Personal information
- Born: 12 April 1983 (age 43)

Chess career
- Country: Kazakhstan
- Title: Woman Grandmaster (2001)
- FIDE rating: 2262 (May 2022)
- Peak rating: 2377 (January 2009)

= Mariya Sergeyeva =

Kazakhstani chess player (born 1983)

Maria Sergeyeva (born 12 April 1983) is a Kazakhstani chess player who holds the FIDE title of Woman Grandmaster (WGM).

==Biography==
Four times Sergeyeva has represented Kazakhstan at the World Girls' Junior Chess Championships (1997, 1999, 2001, 2003), which achieved the best result in 2003, when she ranked 8th place. In 2004, Maria Sergeyeva participated in Women's World Chess Championship by knock-out system and in the first round lost to Alexandra Kosteniuk.

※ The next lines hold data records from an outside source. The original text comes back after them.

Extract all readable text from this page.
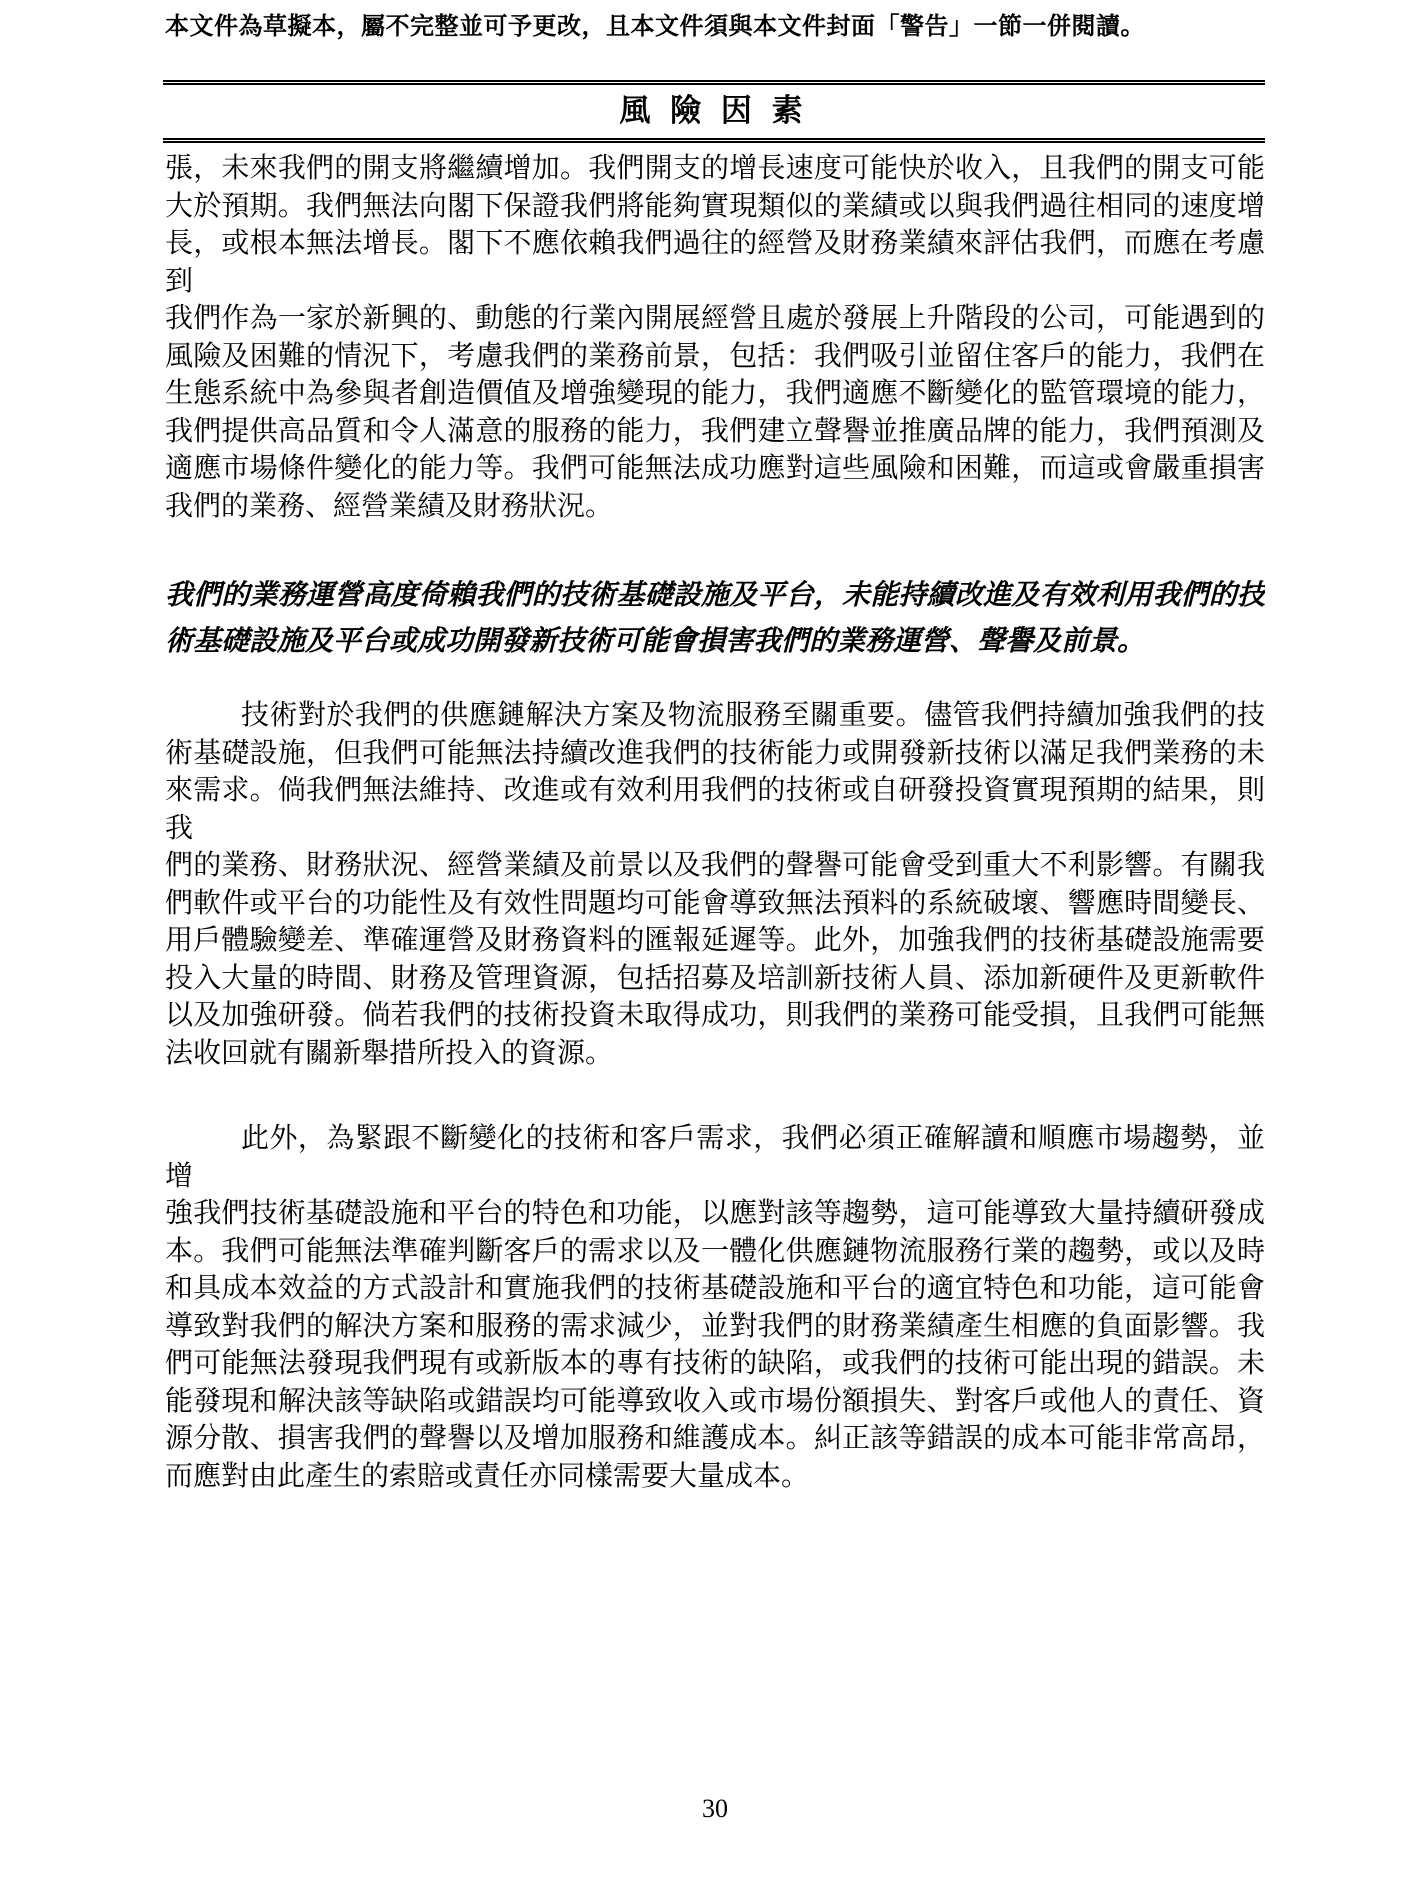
本文件為草擬本，屬不完整並可予更改，且本文件須與本文件封面「警告」一節一併閱讀。
風 險 因 素
張，未來我們的開支將繼續增加。我們開支的增長速度可能快於收入，且我們的開支可能
大於預期。我們無法向閣下保證我們將能夠實現類似的業績或以與我們過往相同的速度增
長，或根本無法增長。閣下不應依賴我們過往的經營及財務業績來評估我們，而應在考慮到
我們作為一家於新興的、動態的行業內開展經營且處於發展上升階段的公司，可能遇到的
風險及困難的情況下，考慮我們的業務前景，包括：我們吸引並留住客戶的能力，我們在
生態系統中為參與者創造價值及增強變現的能力，我們適應不斷變化的監管環境的能力，
我們提供高品質和令人滿意的服務的能力，我們建立聲譽並推廣品牌的能力，我們預測及
適應市場條件變化的能力等。我們可能無法成功應對這些風險和困難，而這或會嚴重損害
我們的業務、經營業績及財務狀況。
我們的業務運營高度倚賴我們的技術基礎設施及平台，未能持續改進及有效利用我們的技
術基礎設施及平台或成功開發新技術可能會損害我們的業務運營、聲譽及前景。
技術對於我們的供應鏈解決方案及物流服務至關重要。儘管我們持續加強我們的技
術基礎設施，但我們可能無法持續改進我們的技術能力或開發新技術以滿足我們業務的未
來需求。倘我們無法維持、改進或有效利用我們的技術或自研發投資實現預期的結果，則我
們的業務、財務狀況、經營業績及前景以及我們的聲譽可能會受到重大不利影響。有關我
們軟件或平台的功能性及有效性問題均可能會導致無法預料的系統破壞、響應時間變長、
用戶體驗變差、準確運營及財務資料的匯報延遲等。此外，加強我們的技術基礎設施需要
投入大量的時間、財務及管理資源，包括招募及培訓新技術人員、添加新硬件及更新軟件
以及加強研發。倘若我們的技術投資未取得成功，則我們的業務可能受損，且我們可能無
法收回就有關新舉措所投入的資源。
此外，為緊跟不斷變化的技術和客戶需求，我們必須正確解讀和順應市場趨勢，並增
強我們技術基礎設施和平台的特色和功能，以應對該等趨勢，這可能導致大量持續研發成
本。我們可能無法準確判斷客戶的需求以及一體化供應鏈物流服務行業的趨勢，或以及時
和具成本效益的方式設計和實施我們的技術基礎設施和平台的適宜特色和功能，這可能會
導致對我們的解決方案和服務的需求減少，並對我們的財務業績產生相應的負面影響。我
們可能無法發現我們現有或新版本的專有技術的缺陷，或我們的技術可能出現的錯誤。未
能發現和解決該等缺陷或錯誤均可能導致收入或市場份額損失、對客戶或他人的責任、資
源分散、損害我們的聲譽以及增加服務和維護成本。糾正該等錯誤的成本可能非常高昂，
而應對由此產生的索賠或責任亦同樣需要大量成本。
30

Sergeyeva played for Kazakhstan:
- in Women's Chess Olympiad participated 6 times (1998-2004, 2008, 2012);
- in Women's Asian Team Chess Championship participated in 2003 and won individual silver medal;
- in Asian Indoor Games participated in 2007.

In 2001, she received the FIDE Woman Grandmaster (WGM) title and in 2016 the FIDE Trainer (FT) title.